BUFFALO – Demander à des entraîneurs de hockey d’éliminer les critiques envers leurs joueurs, voilà l’essentiel de l’audacieux message qu’est venu proposer un conférencier lors du colloque des entraîneurs, jeudi dernier, à Buffalo.

Brian O’Reilly, qui prodigue des formations psychologiques à de nombreuses organisations sportives et entreprises, a tenté d’ébranler un peu les fondations des 600 entraîneurs réunis pour sa conférence.

Bien sûr, O’Reilly n’est pas dupe, il savait qu’il n’allait pas révolutionner les méthodes des centaines d’entraîneurs réunis dans la salle. Après tout, la critique du jeu et des comportements des joueurs est associé au métier d’entraîneur depuis des lunes.

Par contre, le conférencier avait l’intention d’ouvrir l’esprit à une partie de l’auditoire en proposant des approches moins négatives et plus inclusives. Si l’on se fie aux entraîneurs consultés, sa vision s’applique probablement mieux dans les rangs mineurs que ceux professionnels.

« Je ne veux pas contredire les gens qui sont venus parler, mais je crois que c’est avant tout une question d’équilibre. Si ton approche est rose sur toute la ligne, tu n’iras nulle part avec ça. De l’autre côté, ça ne se passera pas mieux si tu es toujours négatif. Le plus important, c’est d’être précis, honnête et transparent. Dans notre métier, on n’a pas juste de belles choses à dire ou à entendre », a jugé Guy Boucher, le nouvel entraîneur des Sénateurs d’Ottawa.

« Dans mon cas, j’ai appris bien des leçons dans des choses qui n’étaient pas positives qui me sont arrivées ou qu’on a pu me dire », a soulevé Boucher.

À la suite d’une première expérience qui s’est terminée relativement rapidement dans la LNH aux commandes du Lightning de Tampa Bay, Boucher modifiera probablement certaines de ses méthodes sans jamais changer son critère de base.

« Tu as des choses difficiles à entendre et à dire, mais il ne faut pas avoir peur de le faire. Par contre, il y a une façon de le faire, il faut que ce soit respectueux », a maintenu celui qui possède une formation en psychologie.

O’Reilly n’a peut-être pas convaincu tous les participants, mais son exposé provoquera des discussions intéressantes au sein de quelques formations de la LNH.

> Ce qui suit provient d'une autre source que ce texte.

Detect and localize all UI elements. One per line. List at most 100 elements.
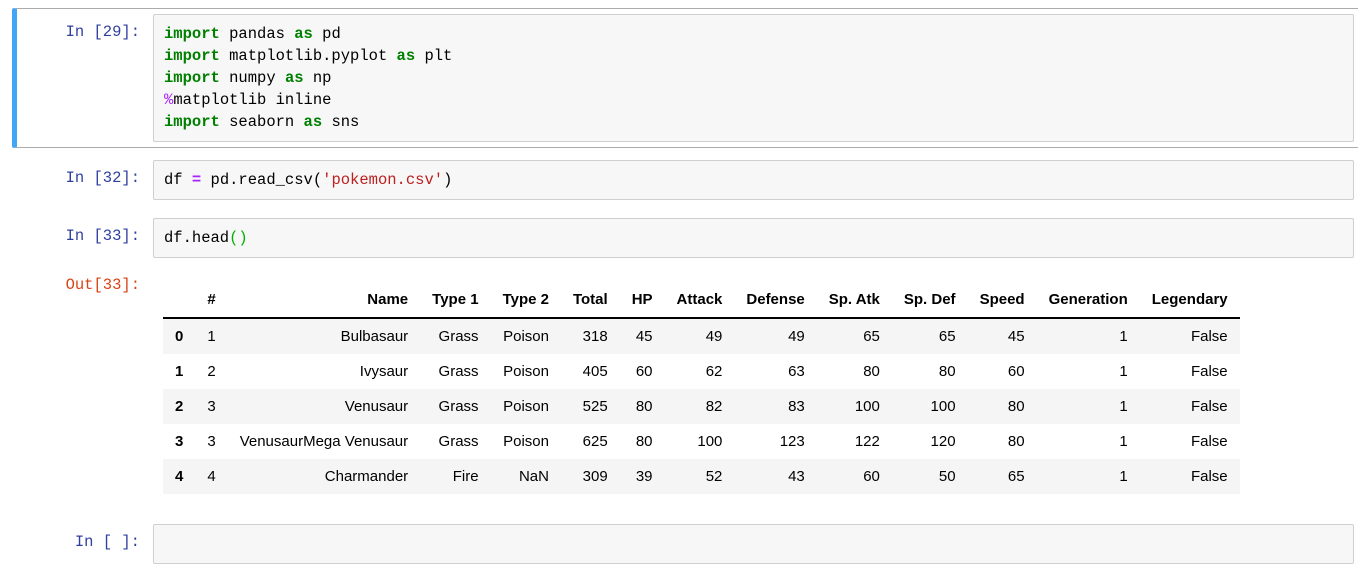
table-cell: False [1190,398,1228,415]
code-token-pl: ) [443,171,453,189]
table-cell: 1 [1119,328,1128,345]
table-cell: 100 [697,433,723,450]
row-index: 0 [175,328,184,345]
code-token-br: () [229,229,248,247]
table-cell: Poison [503,328,549,345]
code-token-op: = [191,171,202,189]
table-cell: 309 [582,468,608,485]
column-header: Total [560,286,620,319]
table-cell: 62 [705,363,723,380]
table-cell: 625 [582,433,608,450]
table-cell: Grass [438,363,479,380]
table-cell: False [1190,328,1228,345]
code-token-pl: df [164,171,192,189]
table-cell: 80 [938,363,956,380]
table-cell: Ivysaur [359,363,409,380]
table-cell: 120 [930,433,956,450]
table-cell: 80 [1007,398,1025,415]
column-header: Sp. Atk [816,286,892,319]
table-cell: False [1190,433,1228,450]
table-cell: 49 [705,328,723,345]
column-header [163,286,196,319]
column-header: Legendary [1139,286,1240,319]
table-cell: 43 [788,468,805,485]
table-cell: 52 [705,468,723,485]
dataframe-table: # Name Type 1 Type 2 Total HP Attack Defense Sp.… [163,286,1240,494]
table-cell: 100 [854,398,880,415]
table-cell: Grass [438,398,479,415]
code-editor[interactable]: import pandas as pd import matplotlib.pyp… [164,23,1343,133]
row-index: 1 [175,363,184,380]
table-cell: NaN [518,468,549,485]
code-editor[interactable]: df.head() [164,227,1343,249]
code-editor[interactable]: df = pd.read_csv('pokemon.csv') [164,169,1343,191]
code-token-kw: as [396,47,416,65]
table-cell: 65 [938,328,956,345]
table-cell: 65 [863,328,880,345]
table-cell: 63 [788,363,805,380]
table-header-row: # Name Type 1 Type 2 Total HP Attack Defense Sp.… [163,286,1240,319]
code-token-kw: as [284,69,304,87]
table-cell: False [1190,363,1228,380]
code-token-pl: matplotlib.pyplot [219,47,397,65]
code-token-pl: df.head [164,229,230,247]
code-cell-in29[interactable]: In [29]: import pandas as pd import matpl… [12,8,1358,148]
table-cell: Fire [452,468,479,485]
code-cell-in33[interactable]: In [33]: df.head() [12,212,1358,264]
table-cell: 45 [1007,328,1025,345]
table-row: 2 3 Venusaur Grass Poison 525 80 82 83 100 100 80 1 F… [163,389,1240,424]
code-line: %matplotlib inline [164,89,1343,111]
code-input[interactable] [153,524,1354,564]
table-cell: 80 [863,363,880,380]
table-cell: Bulbasaur [340,328,409,345]
table-cell: 80 [1007,433,1025,450]
table-cell: 82 [705,398,723,415]
code-cell-in32[interactable]: In [32]: df = pd.read_csv('pokemon.csv') [12,154,1358,206]
table-cell: Poison [503,398,549,415]
column-header: Sp. Def [891,286,968,319]
table-cell: 60 [635,363,653,380]
column-header: Type 1 [420,286,491,319]
table-cell: VenusaurMega Venusaur [239,433,409,450]
code-input[interactable]: df = pd.read_csv('pokemon.csv') [153,160,1354,200]
table-cell: 318 [582,328,608,345]
code-token-pl: np [303,69,332,87]
table-cell: 1 [1119,433,1128,450]
table-cell: 525 [582,398,608,415]
column-header: Speed [967,286,1037,319]
column-header: Attack [664,286,735,319]
input-prompt: In [29]: [65,23,140,41]
code-input[interactable]: import pandas as pd import matplotlib.pyp… [153,14,1354,142]
table-cell: 100 [930,398,956,415]
column-header: HP [619,286,665,319]
table-cell: Grass [438,328,479,345]
table-cell: 80 [635,433,653,450]
row-index: 2 [175,398,184,415]
code-line: import seaborn as sns [164,111,1343,133]
table-cell: 1 [1119,398,1128,415]
table-cell: 83 [788,398,805,415]
empty-code-cell[interactable]: In [ ]: [12,518,1358,570]
code-token-magic: % [164,91,174,109]
table-cell: Charmander [324,468,409,485]
code-line: df.head() [164,227,1343,249]
code-token-pl: numpy [219,69,285,87]
notebook: In [29]: import pandas as pd import matpl… [12,8,1358,570]
column-header: Type 2 [490,286,561,319]
input-prompt: In [32]: [65,169,140,187]
table-cell: 60 [863,468,880,485]
table-row: 3 3 VenusaurMega Venusaur Grass Poison 625 80 1… [163,424,1240,459]
table-row: 0 1 Bulbasaur Grass Poison 318 45 49 49 65 65 45 1 Fa… [163,318,1240,354]
table-cell: 123 [779,433,805,450]
column-header: Generation [1036,286,1140,319]
table-cell: 65 [1007,468,1025,485]
row-index: 4 [175,468,184,485]
table-body: 0 1 Bulbasaur Grass Poison 318 45 49 49 65 65 45 1 Fa… [163,318,1240,494]
code-token-pl: seaborn [219,113,304,131]
code-input[interactable]: df.head() [153,218,1354,258]
code-editor[interactable] [164,533,1343,555]
table-cell: 45 [635,328,653,345]
table-cell: 1 [207,328,216,345]
row-index: 3 [175,433,184,450]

« J’ai trouvé ça intéressant même si j’admets que, dans ce genre de présentations, il y a toujours des choses que j’aime et d’autres un peu moins. Dans son cas, c’était parfois un peu extrême comme présentation. Disons que je ne réagirais pas toujours comme il l’a suggéré avec mes enfants. Ça n’empêche pas qu’on va discuter de certains points dans notre groupe d’entraîneurs. Je ne déteste pas l’idée de plus permettre au joueur de s’autoévaluer », a commenté Alain Nasreddine, l’adjoint de John Hynes avec les Devils du New Jersey.

C’était particulier de constater que le discours exprimé par O’Reilly est survenu peu de temps après une allocution d’ouverture de Scotty Bowman. Le vénérable entraîneur est parvenu à ses fins, mais il n’a pas toujours été le plus tendre envers ses protégés si on peut le dire ainsi.

Par contre, le milieu du hockey évolue constamment, que l’on pense au style de jeu qui s’est transformé depuis une dizaine d’années ou bien à l’influence grandissante des statistiques avancées. Dans le même sens, les entraîneurs n’ont pas eu le choix de modifier la gestion de leurs troupes au fil du temps.

La communication est devenue une priorité dans les sphères sportives et le véritable message prôné par O’Reilly visait justement à miser sur les relations humaines.

Marc CrawfordAux yeux de Marc Crawford, qui a commencé à diriger au hockey en 1989, les défis des entraîneurs n’ont pas tant changé depuis ses débuts ou même à l’époque de Bowman.

« C’est différent, mais aussi très semblable. Les entraîneurs ont toujours eu besoin d’évoluer sauf que c’est plus important d’entretenir de bonnes relations avec nos collègues surtout que les entraîneurs sont plus nombreux au sein d’une équipe. Par contre, au final, il faut encore s’assurer de captiver les joueurs et ses adjoints pour que la motivation soit à son plus haut niveau », a-t-il jugé.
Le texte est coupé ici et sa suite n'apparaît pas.